第179章 部下的期望
太陽已經偏西。
在和林格爾的廢墟旁邊一座嶄新的城池拔地而起,確切說是周三裡許,高兩丈有余的城牆,城牆基礎用青條石砌築,外牆用青磚砌成,內牆用不規則塊石壘砌,中間用夯土所築,十分堅固,可以承受火炮的連續攻擊。

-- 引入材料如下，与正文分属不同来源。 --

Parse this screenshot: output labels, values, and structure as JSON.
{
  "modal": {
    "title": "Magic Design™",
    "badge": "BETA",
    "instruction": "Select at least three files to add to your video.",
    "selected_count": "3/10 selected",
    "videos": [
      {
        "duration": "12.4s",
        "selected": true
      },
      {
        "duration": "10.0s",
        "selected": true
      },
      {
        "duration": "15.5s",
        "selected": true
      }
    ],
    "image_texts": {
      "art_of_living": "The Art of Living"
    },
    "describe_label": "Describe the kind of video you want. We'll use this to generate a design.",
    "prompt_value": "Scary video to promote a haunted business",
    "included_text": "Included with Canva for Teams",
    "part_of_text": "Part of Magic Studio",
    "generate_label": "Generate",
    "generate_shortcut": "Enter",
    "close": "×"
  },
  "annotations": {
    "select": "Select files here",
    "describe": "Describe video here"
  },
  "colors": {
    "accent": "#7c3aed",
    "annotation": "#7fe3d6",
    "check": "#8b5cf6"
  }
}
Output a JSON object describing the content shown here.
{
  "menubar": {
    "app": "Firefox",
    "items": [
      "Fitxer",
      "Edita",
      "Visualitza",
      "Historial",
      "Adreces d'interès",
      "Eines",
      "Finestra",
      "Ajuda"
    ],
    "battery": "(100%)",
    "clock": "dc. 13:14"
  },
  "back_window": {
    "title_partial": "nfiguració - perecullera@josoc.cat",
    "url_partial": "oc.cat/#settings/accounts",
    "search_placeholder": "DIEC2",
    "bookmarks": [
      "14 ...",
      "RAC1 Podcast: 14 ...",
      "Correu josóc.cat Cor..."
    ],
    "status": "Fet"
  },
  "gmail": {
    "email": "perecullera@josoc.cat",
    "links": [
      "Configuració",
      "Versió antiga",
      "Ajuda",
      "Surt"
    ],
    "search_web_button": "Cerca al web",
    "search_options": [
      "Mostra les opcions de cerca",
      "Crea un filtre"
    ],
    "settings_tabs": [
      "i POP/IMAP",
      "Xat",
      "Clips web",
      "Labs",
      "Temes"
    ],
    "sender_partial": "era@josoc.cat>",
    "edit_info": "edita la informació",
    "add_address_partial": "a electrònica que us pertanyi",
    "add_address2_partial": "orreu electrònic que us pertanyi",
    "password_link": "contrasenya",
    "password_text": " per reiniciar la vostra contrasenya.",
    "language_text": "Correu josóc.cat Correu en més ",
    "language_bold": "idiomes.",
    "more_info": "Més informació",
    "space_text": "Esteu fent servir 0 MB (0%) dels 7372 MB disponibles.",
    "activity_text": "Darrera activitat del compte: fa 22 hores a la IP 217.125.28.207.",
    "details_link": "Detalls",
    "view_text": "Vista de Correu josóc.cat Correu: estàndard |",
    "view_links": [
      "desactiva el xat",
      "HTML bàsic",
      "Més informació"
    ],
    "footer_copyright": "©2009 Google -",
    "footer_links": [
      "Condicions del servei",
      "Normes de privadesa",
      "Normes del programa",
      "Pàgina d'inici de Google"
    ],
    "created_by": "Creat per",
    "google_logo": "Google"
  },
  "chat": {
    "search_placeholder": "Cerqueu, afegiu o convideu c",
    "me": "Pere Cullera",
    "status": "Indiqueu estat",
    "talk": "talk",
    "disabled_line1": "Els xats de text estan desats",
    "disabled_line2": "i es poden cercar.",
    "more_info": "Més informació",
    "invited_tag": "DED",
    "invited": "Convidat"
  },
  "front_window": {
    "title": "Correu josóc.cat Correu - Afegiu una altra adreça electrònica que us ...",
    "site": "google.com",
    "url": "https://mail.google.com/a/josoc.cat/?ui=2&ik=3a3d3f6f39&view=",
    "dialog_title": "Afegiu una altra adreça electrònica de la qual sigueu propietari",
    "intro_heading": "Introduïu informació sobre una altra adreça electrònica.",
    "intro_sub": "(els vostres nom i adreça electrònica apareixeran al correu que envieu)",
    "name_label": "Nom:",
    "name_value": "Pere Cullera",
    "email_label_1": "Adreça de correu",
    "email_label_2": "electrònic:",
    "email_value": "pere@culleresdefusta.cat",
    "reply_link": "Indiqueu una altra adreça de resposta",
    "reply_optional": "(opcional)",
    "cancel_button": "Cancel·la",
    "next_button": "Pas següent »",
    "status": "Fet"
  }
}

無數的俘虜和蒙古雜役正在漢人百姓的監工下在四處城門外修築甕城,從各處據點運回來的石料剛好夠築城,所以城牆內的房屋只能用夯土修築。
兩名值哨軍卒站在箭樓上,目光在一個個光著上身的鑲黃旗俘虜身上梭巡。
一名軍卒開口了:“他奶奶的!這些八旗兵打仗不怎麽樣,乾活倒是一把好手。”
另一名軍卒笑了笑:“什麽滿萬不可敵!狗屁!聽說一個個跪在地上痛哭流涕,連他娘的蒙古韃子都不如!”
“哎,剛才我聽我那個當千總官的老鄉說,朝廷在南邊吃了敗仗,徐州城丟了!”
“徐州城丟了?怎麽可能!”
“不騙你。朝廷的軍報已經到了,中軍那邊已經傳開了。”
“一群逆匪竟攻破了徐州城!這打的什麽仗!”
突然,這名軍卒目光中露出了喜色,“大帥回營了。”
另一名軍卒轉身望去,只見一群騎兵向大營這邊飛馳而來。
中軍大帳
謝瓊、劉琨和楊大勇等將領一個個面容凝重地坐在右側的一排矮幾前。
趙太監鐵青著臉,盤腿坐在左側矮幾前一聲不吭。
中間的帥位空著。
趙太監抬起頭,望了望坐在那兒的謝瓊、劉琨和楊大勇等將領,長長歎了口氣,語調傷感地說道:“雜家真不明白,他們打的什麽仗.....為什麽讓逆匪肆虐中原.....百姓流離失所,官軍傷亡慘重,還丟了徐州城,為什麽會這樣子呢.....”
謝瓊、劉琨、楊大勇和張成都沒有作聲。
其他將領先瞟了一眼謝瓊幾人,紛紛低下了頭。
趙太監兩眼不斷地閃動,接著說道:“你們還不知道,鎮撫司傳來了消息,韃子親王永琪率領殘部退回了遼東,寧遠也停戰了。接下來就是等待朝廷的旨意,大家夥也該升官兒了。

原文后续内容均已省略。